A cidade de Angra dos Reis, no Rio de Janeiro, começou a implementar a Taxa de Turismo Sustentável para visitantes. Os valores variam conforme o tipo de visita, e a receita será usada para financiar melhorias em infraestrutura, meio ambiente e segurança na cidade.
Angra dos Reis inicia cobrança de Taxa de Turismo Sustentável

Angra dos Reis inicia cobrança de Taxa de Turismo Sustentável Angra dos Reis decidiu cobrar mais caro pelo paraíso: a nova Taxa de Turismo Sustentável entra em vigor prometendo preservar praias e financiar infraestrutura — mas já nasce cercada de desconfiança e cálculo na ponta do lápis.

De um lado, a prefeitura vende a medida como ferramenta de ordenamento e proteção ambiental. A taxa, cobrada de quem chega para passeios, hospedagem ou visitas às ilhas, será paga virtualmente pelo portal Viva Angra ou em totens na cidade e na Ilha Grande, com emissão de voucher e registro do tempo de permanência. Segundo o município, a arrecadação deve bancar melhorias em infraestrutura, saneamento, meio ambiente e segurança pública nas áreas turísticas, enquanto moradores, parentes próximos, crianças, idosos, pessoas com deficiência e trabalhadores cadastrados ficam isentos.

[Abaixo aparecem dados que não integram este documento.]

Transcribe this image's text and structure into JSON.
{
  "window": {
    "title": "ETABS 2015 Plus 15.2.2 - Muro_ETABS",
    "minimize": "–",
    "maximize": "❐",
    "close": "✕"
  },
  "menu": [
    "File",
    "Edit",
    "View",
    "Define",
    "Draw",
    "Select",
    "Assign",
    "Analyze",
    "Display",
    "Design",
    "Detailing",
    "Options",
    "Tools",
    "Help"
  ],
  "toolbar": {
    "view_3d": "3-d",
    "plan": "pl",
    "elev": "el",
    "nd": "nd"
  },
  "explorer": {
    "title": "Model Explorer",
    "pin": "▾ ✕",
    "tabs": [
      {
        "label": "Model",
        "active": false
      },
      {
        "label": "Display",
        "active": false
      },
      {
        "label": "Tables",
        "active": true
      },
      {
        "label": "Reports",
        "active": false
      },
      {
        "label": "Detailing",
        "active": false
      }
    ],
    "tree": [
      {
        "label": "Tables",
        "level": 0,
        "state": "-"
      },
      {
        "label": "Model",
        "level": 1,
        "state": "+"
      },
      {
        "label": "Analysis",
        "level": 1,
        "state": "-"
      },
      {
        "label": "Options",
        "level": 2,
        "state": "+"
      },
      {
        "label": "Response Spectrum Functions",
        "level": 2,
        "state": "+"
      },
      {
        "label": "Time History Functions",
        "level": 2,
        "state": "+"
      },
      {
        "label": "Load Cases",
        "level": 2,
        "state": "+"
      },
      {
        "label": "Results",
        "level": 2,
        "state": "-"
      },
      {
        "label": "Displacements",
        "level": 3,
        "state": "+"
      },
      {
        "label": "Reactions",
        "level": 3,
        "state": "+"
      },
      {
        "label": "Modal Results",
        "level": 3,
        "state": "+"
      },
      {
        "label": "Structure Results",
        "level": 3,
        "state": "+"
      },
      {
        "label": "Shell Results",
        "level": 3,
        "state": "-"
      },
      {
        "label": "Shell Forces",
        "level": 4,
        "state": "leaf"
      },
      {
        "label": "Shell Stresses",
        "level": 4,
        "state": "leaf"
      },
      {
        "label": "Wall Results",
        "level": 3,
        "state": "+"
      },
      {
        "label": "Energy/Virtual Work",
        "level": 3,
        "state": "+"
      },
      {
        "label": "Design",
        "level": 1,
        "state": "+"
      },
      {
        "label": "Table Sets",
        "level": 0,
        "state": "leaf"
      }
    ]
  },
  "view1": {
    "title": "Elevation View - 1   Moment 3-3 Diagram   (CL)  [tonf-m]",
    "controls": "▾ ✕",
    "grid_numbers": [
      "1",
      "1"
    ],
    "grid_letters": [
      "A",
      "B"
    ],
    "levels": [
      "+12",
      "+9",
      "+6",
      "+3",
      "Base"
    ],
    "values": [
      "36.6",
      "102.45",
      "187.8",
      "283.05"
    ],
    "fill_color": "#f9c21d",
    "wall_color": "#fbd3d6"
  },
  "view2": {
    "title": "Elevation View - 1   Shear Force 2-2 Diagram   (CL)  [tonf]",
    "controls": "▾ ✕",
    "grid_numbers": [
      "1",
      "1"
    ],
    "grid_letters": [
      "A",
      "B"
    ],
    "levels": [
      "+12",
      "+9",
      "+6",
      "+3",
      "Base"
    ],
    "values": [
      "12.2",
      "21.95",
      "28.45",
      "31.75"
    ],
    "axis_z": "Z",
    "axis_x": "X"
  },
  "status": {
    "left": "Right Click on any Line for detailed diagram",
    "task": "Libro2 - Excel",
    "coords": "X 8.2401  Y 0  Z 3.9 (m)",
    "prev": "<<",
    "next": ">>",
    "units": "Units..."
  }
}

Do outro lado, operadores de turismo e parte dos moradores enxergam mais distorções do que sustentabilidade. A cobrança torna “passear por Angra dos Reis — para admirar a cidade ou conhecer as praias da Ilha Grande — mais caro para os visitantes”, com um sistema que, na prática, concentra o controle em pontos como a Praia do Abraão, onde estão os principais bares, restaurantes e meios de hospedagem. Críticos alertam que quem chega em barco próprio ou por outras praias pode escapar do pagamento, criando concorrência desleal e questionamentos sobre a efetividade e até a legalidade do modelo.

Nos números, o choque é imediato. Um bate e volta às ilhas pode sair por cerca de R$ 28 até 2027, se o embarque for em Angra; para quem vem de Conceição de Jacareí ou Mangaratiba, o valor sobe para algo em torno de R$ 50, incluindo taxa de serviço. Em hospedagens sem comprovação regular no portal, a cobrança dobra, chegando perto de R$ 100.

Entre o discurso de “turismo sustentável” e o risco de espantar visitantes, Angra testa um modelo que pode virar referência — ou alerta — para outros destinos brasileiros.